Rhetoric in “Occasional Discourse on the N- Question (Carlyle), and “The N- Question (Mill)”

For my own personal reasons, I will be replacing uses of the N-word with N- throughout this blog. I personally am not comfortable using this language, even in an academic sense.

Racial tension peaked in Britain in the early-mid 1800’s, following the abolition of slavery in Britain and British colonies in 1837. The text supplies that the end of the tariff on sugar in 1846 widely angered plantation owners in the mid-nineteenth century, sparking the voracious argument in Thomas Carlyle’s strongly-worded essay, “Occasional Discourse on the N- Question”. Throughout this essay Carlyle makes appeals to fellow ‘philanthropic’-minded people, repeatedly calling the readers his friends, suggesting they are of like mind. Further, Carlyle makes appeals of logic, using latin terms Adscripti glebae, and mentioning the dismal science of economics. Carlyle’s largest claims, however, seem drawn from pathos and emotion, seeking to frighten the reader with the threat of an unworked black man. Carlyle states that white British are not well-off, and are in fact starving, because black men aren’t working. He  raves,

“These two, Exeter Hall philanthropy and the Dismal Science, led by any sacred cause of black emancipation, or the like, to fall in love and make a wedding of it - will give birth to progenies and prodigies: dark extensive moon-calves, unnameable abortions, wide coiled monstrosities, such as the world has not seen hitherto! (Carlyle, 982)”

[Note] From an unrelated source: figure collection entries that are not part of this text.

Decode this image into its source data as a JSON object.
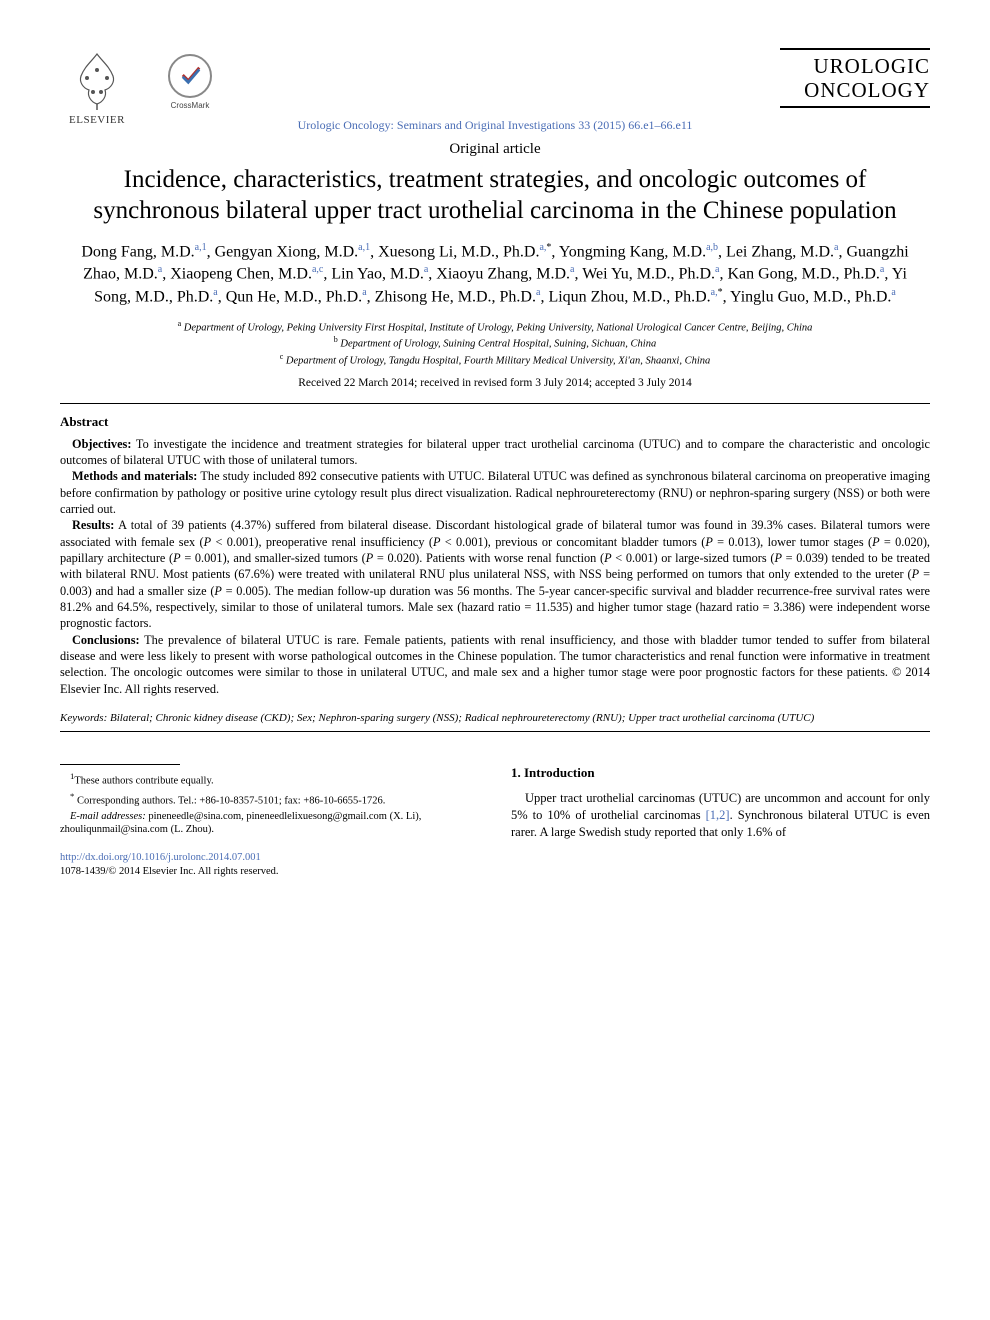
{
  "colors": {
    "link": "#4a6db5",
    "text": "#000000",
    "background": "#ffffff",
    "rule": "#000000"
  },
  "typography": {
    "body_font": "Times New Roman",
    "title_size_pt": 25,
    "author_size_pt": 16,
    "abstract_size_pt": 12.3,
    "footnote_size_pt": 10.5
  },
  "header": {
    "publisher": "ELSEVIER",
    "crossmark": "CrossMark",
    "journal_name_line1": "UROLOGIC",
    "journal_name_line2": "ONCOLOGY",
    "journal_ref": "Urologic Oncology: Seminars and Original Investigations 33 (2015) 66.e1–66.e11"
  },
  "article": {
    "type": "Original article",
    "title": "Incidence, characteristics, treatment strategies, and oncologic outcomes of synchronous bilateral upper tract urothelial carcinoma in the Chinese population",
    "authors_html": "Dong Fang, M.D.<sup>a,1</sup>, Gengyan Xiong, M.D.<sup>a,1</sup>, Xuesong Li, M.D., Ph.D.<sup>a,</sup><sup class='sup-plain'>*</sup>, Yongming Kang, M.D.<sup>a,b</sup>, Lei Zhang, M.D.<sup>a</sup>, Guangzhi Zhao, M.D.<sup>a</sup>, Xiaopeng Chen, M.D.<sup>a,c</sup>, Lin Yao, M.D.<sup>a</sup>, Xiaoyu Zhang, M.D.<sup>a</sup>, Wei Yu, M.D., Ph.D.<sup>a</sup>, Kan Gong, M.D., Ph.D.<sup>a</sup>, Yi Song, M.D., Ph.D.<sup>a</sup>, Qun He, M.D., Ph.D.<sup>a</sup>, Zhisong He, M.D., Ph.D.<sup>a</sup>, Liqun Zhou, M.D., Ph.D.<sup>a,</sup><sup class='sup-plain'>*</sup>, Yinglu Guo, M.D., Ph.D.<sup>a</sup>",
    "affiliations": [
      {
        "marker": "a",
        "text": "Department of Urology, Peking University First Hospital, Institute of Urology, Peking University, National Urological Cancer Centre, Beijing, China"
      },
      {
        "marker": "b",
        "text": "Department of Urology, Suining Central Hospital, Suining, Sichuan, China"
      },
      {
        "marker": "c",
        "text": "Department of Urology, Tangdu Hospital, Fourth Military Medical University, Xi'an, Shaanxi, China"
      }
    ],
    "dates": "Received 22 March 2014; received in revised form 3 July 2014; accepted 3 July 2014"
  },
  "abstract": {
    "heading": "Abstract",
    "objectives_label": "Objectives:",
    "objectives": "To investigate the incidence and treatment strategies for bilateral upper tract urothelial carcinoma (UTUC) and to compare the characteristic and oncologic outcomes of bilateral UTUC with those of unilateral tumors.",
    "methods_label": "Methods and materials:",
    "methods": "The study included 892 consecutive patients with UTUC. Bilateral UTUC was defined as synchronous bilateral carcinoma on preoperative imaging before confirmation by pathology or positive urine cytology result plus direct visualization. Radical nephroureterectomy (RNU) or nephron-sparing surgery (NSS) or both were carried out.",
    "results_label": "Results:",
    "results_html": "A total of 39 patients (4.37%) suffered from bilateral disease. Discordant histological grade of bilateral tumor was found in 39.3% cases. Bilateral tumors were associated with female sex (<i>P</i> &lt; 0.001), preoperative renal insufficiency (<i>P</i> &lt; 0.001), previous or concomitant bladder tumors (<i>P</i> = 0.013), lower tumor stages (<i>P</i> = 0.020), papillary architecture (<i>P</i> = 0.001), and smaller-sized tumors (<i>P</i> = 0.020). Patients with worse renal function (<i>P</i> &lt; 0.001) or large-sized tumors (<i>P</i> = 0.039) tended to be treated with bilateral RNU. Most patients (67.6%) were treated with unilateral RNU plus unilateral NSS, with NSS being performed on tumors that only extended to the ureter (<i>P</i> = 0.003) and had a smaller size (<i>P</i> = 0.005). The median follow-up duration was 56 months. The 5-year cancer-specific survival and bladder recurrence-free survival rates were 81.2% and 64.5%, respectively, similar to those of unilateral tumors. Male sex (hazard ratio = 11.535) and higher tumor stage (hazard ratio = 3.386) were independent worse prognostic factors.",
    "conclusions_label": "Conclusions:",
    "conclusions": "The prevalence of bilateral UTUC is rare. Female patients, patients with renal insufficiency, and those with bladder tumor tended to suffer from bilateral disease and were less likely to present with worse pathological outcomes in the Chinese population. The tumor characteristics and renal function were informative in treatment selection. The oncologic outcomes were similar to those in unilateral UTUC, and male sex and a higher tumor stage were poor prognostic factors for these patients.  © 2014 Elsevier Inc. All rights reserved."
  },
  "keywords": {
    "label": "Keywords:",
    "text": "Bilateral; Chronic kidney disease (CKD); Sex; Nephron-sparing surgery (NSS); Radical nephroureterectomy (RNU); Upper tract urothelial carcinoma (UTUC)"
  },
  "footnotes": {
    "equal": "These authors contribute equally.",
    "corresponding": "Corresponding authors. Tel.: +86-10-8357-5101; fax: +86-10-6655-1726.",
    "email_label": "E-mail addresses:",
    "emails": "pineneedle@sina.com, pineneedlelixuesong@gmail.com (X. Li), zhouliqunmail@sina.com (L. Zhou)."
  },
  "doi": {
    "url": "http://dx.doi.org/10.1016/j.urolonc.2014.07.001",
    "issn_line": "1078-1439/© 2014 Elsevier Inc. All rights reserved."
  },
  "intro": {
    "heading": "1. Introduction",
    "para_html": "Upper tract urothelial carcinomas (UTUC) are uncommon and account for only 5% to 10% of urothelial carcinomas <span class='ref-link'>[1,2]</span>. Synchronous bilateral UTUC is even rarer. A large Swedish study reported that only 1.6% of"
  }
}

John Stuart Mill’s rebuttal to Thomas Carlyle’s essay was written to the editor of Fraser Magazine, titled “The N- Question”, written just a year later. Mill uses much the same terminology and rhetorical appeals as Carlyle, simply aims at a different group than Carlyle’s anti-abolitionist reader. But on top of Mill’s appeals to logic and Pathos, he also piles on a direct analysis of Carlyle’s own rhetoric. Mill immediately introduces Carlyle’s use of “The Destinies”, “immortal gods”, and “The Powers”. Mill then directly sets out to ‘correct’ Carlyle, as he says, by rebutting that the abolition movement was successful, not out of sentiment, but out of justice. He appeals to the reader’s conscience and idea of sin. 

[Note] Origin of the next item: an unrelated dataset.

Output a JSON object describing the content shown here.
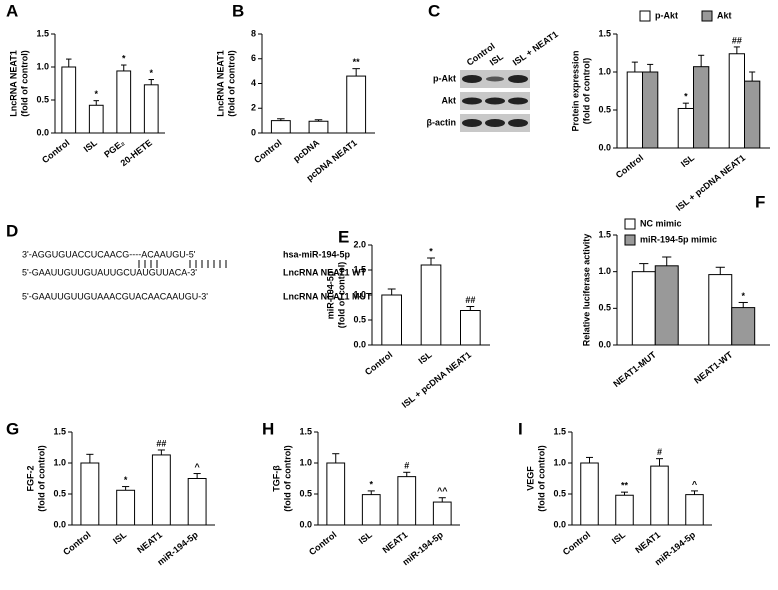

“For nearly two centuries had n-, many thousands annually, been seized by force or treachery and worked to death, literally to death; for it was the received maxim, the acknowledged dictate of good economy, to wear them out quickly and import more. (Mill, 984)”

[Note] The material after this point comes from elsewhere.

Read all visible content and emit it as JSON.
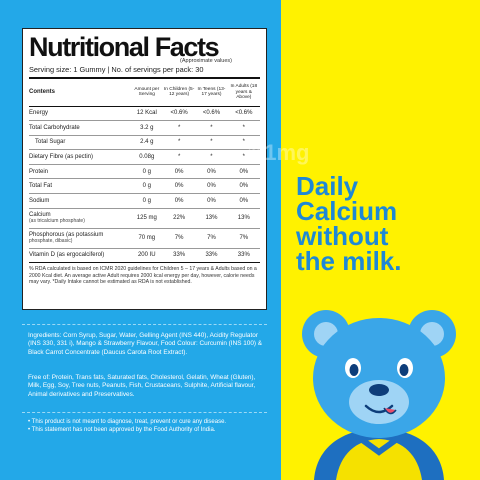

Mill then dissipates Carlyle’s rocky statement that black men are designed, or compelled to work. Carlyle had suggested that without labor, black men in British colonies wasted away, or gorged themselves on food they didn’t earn. Mill disputes this by suggesting that the way Carlyle defines labor is not good on its own, and not a pragmatic method to judge by. Mill supplants Carlyle’s attempts to connect emotionally with an audience of anti-abolitionists, while simultaneously making his own claims and criticisms of Carlyle’s audience. Slowly Mill works in words like ‘tyranny’, suggesting over time, so as not to shock his reader, that the concept or act of slavery is not as benevolent or harmless as Carlyle suggested.